In [None]:
import concrete.ml
import torch


Training: 
 1. Gather dataset of pictures
 2. Preprocess the data
 3. Find pretrained model 
 4. Segment Pretrained model into client-model and encrypted-server-model 
 5. Retrain the server-side model on 8 bits
 6. Take output of the client model and truncate the floats to 8 bits

Production
 1. Take a picture :)
 2. Evaluate client model on photo (clear)
 3. Truncate to 8 bits
 4. Encrypt 
 5. Send encrypted data to server
 6. Send back encrypted result
 7. decrypt result


Step 1: Load Pretrained MobileNet

In [None]:
import torch
import torch.nn as nn
from torchvision import models

# Load the pretrained MobileNet model
mobilenet = models.mobilenet_v2(pretrained=True)

# Set model to evaluation mode
mobilenet.eval()


Step 2: Segment the Pretrained Model into Client and Server Parts

In [None]:
# Client model - extracting up to the 10th layer (or any other cutoff)
client_model = nn.Sequential(*list(mobilenet.features.children())[:10])

# Server model - the remaining layers
server_model = nn.Sequential(*list(mobilenet.features.children())[10:], mobilenet.classifier)

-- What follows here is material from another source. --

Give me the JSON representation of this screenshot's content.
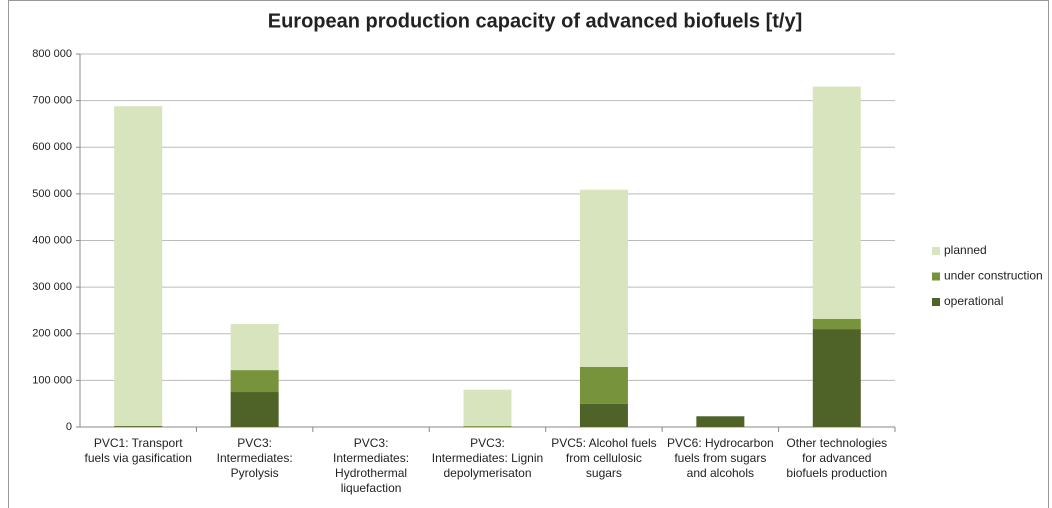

# Freeze client model parameters (no need to retrain)
for param in client_model.parameters():
 param.requires_grad = False

Step 3: Quantize the Server-Side Model to 8 Bits


In [None]:
from torch.quantization import quantize_dynamic

# Quantize the server model
server_model_quantized = quantize_dynamic(
 server_model, # Model to be quantized
 {nn.Linear}, # Layers to quantize (we quantize fully connected layers here)
 dtype=torch.qint8 # Quantize to 8-bit
)

server_model_quantized.eval()

Step 4: Truncate the Client Model Output to 8 Bits

In [None]:
import numpy as np

def truncate_to_8_bits(tensor):
 # Scale the tensor to the range [0, 255]
 tensor = torch.clamp(tensor, min=0, max=1)
 tensor = tensor * 255.0
 tensor = tensor.to(torch.uint8) # Convert to 8-bit integers
 return tensor

# Example input
input_image = torch.randn(1, 3, 224, 224) # A random image input

# Client-side computation
client_output = client_model(input_image)

# Truncate the output to 8 bits
client_output_8bit = truncate_to_8_bits(client_output)

# The truncated output is now ready to be passed to the server


Step 5: Server Model Inference on Quantized Data


In [None]:
# Ensure client output is in float format before feeding into server
client_output_8bit = client_output_8bit.float() / 255.0 # Rescale to [0, 1]

# Run inference on the server-side model
server_output = server_model_quantized(client_output_8bit)

# Output from the server model (class probabilities, etc.)
print(server_output)